Bovenstaande neemt zeker niet weg dat een goed functionerend team prachtige resultaten neer kan zetten. Daar komt bij dat we het als mens prettig vinden om ons ergens onderdeel van te voelen. Deze “need tot belong” komt vlak na de basisbehoeften van water en voedsel en veiligheid, als we uitgaan van de piramide van Maslow (zie blog van februari).

Hoe je wél het beste uit een groep mensen haalt is vanzelfsprekend ook veel onderzocht, waaronder bij Google. Met hun gebruikelijke enthousiasme voor data en patronen werd gezocht naar wat het verschil maakt tussen meer en minder succesvolle teams. In de samenstelling van de teams bleek geen consequent patroon met hét algoritme voor succes te vinden. Het ene succesvolle team werd gekenmerkt door een sterke leider, een ander was een groep vrienden die ook buiten werk veel contact had. Teams die sterk op elkaar leken qua samenstelling, bleken niet in dezelfde mate succesvol. Niet wie er samenwerkten, maar hoe dit gedaan werd bleek de mate van succes van een team te voorspellen. Doorslaggevend bleken zaken als een gevoel van wederzijds respect en ruimte om je uit te durven spreken.

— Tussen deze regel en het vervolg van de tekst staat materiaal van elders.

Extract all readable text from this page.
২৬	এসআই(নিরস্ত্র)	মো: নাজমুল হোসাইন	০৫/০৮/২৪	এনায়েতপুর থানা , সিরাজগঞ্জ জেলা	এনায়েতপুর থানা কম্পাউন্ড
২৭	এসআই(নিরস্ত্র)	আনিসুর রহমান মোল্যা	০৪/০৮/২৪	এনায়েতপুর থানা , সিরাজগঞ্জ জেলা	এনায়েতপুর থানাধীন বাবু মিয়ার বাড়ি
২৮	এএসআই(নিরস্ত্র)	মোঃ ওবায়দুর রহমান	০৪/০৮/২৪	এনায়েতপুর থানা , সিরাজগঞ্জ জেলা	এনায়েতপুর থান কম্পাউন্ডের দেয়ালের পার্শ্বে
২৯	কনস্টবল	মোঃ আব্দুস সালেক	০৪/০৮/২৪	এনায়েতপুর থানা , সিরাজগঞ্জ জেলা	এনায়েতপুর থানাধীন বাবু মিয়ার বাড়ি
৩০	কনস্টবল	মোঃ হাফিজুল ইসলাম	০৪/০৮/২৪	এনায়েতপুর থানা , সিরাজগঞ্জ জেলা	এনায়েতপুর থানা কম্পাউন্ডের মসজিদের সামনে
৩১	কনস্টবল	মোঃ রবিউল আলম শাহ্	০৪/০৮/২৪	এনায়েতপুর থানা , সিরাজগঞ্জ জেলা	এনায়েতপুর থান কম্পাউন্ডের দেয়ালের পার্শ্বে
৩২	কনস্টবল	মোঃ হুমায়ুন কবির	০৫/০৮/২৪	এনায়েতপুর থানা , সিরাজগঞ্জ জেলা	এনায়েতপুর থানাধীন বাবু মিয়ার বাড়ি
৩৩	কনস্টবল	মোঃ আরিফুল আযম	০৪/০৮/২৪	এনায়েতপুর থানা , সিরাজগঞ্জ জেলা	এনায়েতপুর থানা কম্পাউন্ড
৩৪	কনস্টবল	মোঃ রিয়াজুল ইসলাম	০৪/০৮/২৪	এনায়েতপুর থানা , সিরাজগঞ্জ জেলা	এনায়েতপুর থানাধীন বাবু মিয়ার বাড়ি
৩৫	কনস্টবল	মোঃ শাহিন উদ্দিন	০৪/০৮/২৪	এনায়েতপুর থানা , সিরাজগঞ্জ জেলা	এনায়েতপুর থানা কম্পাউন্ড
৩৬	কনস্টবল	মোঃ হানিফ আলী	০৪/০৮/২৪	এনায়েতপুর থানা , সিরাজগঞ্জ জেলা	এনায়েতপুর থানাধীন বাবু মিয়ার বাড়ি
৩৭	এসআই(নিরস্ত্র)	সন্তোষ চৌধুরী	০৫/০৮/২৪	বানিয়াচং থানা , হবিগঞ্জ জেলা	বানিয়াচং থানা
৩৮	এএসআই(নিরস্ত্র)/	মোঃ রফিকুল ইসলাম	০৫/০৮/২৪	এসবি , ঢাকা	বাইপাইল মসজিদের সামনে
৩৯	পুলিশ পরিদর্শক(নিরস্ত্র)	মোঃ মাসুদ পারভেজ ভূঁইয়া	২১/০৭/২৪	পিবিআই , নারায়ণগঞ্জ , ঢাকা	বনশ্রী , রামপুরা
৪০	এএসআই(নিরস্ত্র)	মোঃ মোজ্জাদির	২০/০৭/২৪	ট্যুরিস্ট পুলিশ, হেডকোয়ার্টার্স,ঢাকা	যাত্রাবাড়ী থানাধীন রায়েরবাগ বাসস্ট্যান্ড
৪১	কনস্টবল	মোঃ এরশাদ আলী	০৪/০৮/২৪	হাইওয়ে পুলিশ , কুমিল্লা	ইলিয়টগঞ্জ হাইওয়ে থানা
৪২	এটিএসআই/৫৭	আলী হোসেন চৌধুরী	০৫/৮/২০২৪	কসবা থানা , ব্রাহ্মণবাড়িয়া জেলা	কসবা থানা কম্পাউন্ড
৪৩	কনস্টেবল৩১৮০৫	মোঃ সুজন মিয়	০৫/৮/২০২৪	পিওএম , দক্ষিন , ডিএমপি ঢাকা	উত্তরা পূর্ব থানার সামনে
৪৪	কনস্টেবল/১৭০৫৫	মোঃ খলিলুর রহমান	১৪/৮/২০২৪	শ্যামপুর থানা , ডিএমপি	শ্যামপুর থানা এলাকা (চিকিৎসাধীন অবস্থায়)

In het blog van december meer over teamspirit, het belang van respect en je uit durven spreken. Ook goed voor het familiegevoel aan de kersttafel.

Referenties
Darley, J. M., & Latané, B. (1968). Bystander intervention in emergencies: Diffusion of responsibility. Journal of Personality and Social Psychology, 8, 377–383
Karau, Steven J.; Williams, Kipling D. (1993). “Social loafing: A meta-analytic review and theoretical integration”. Journal of Personality and Social Psychology. 65 (4): 681–706.
Janis, I. L., & Mann, L. (1977). Decision making: A psychological analysis of conflict, choice, and commitment. New York: The Free Press.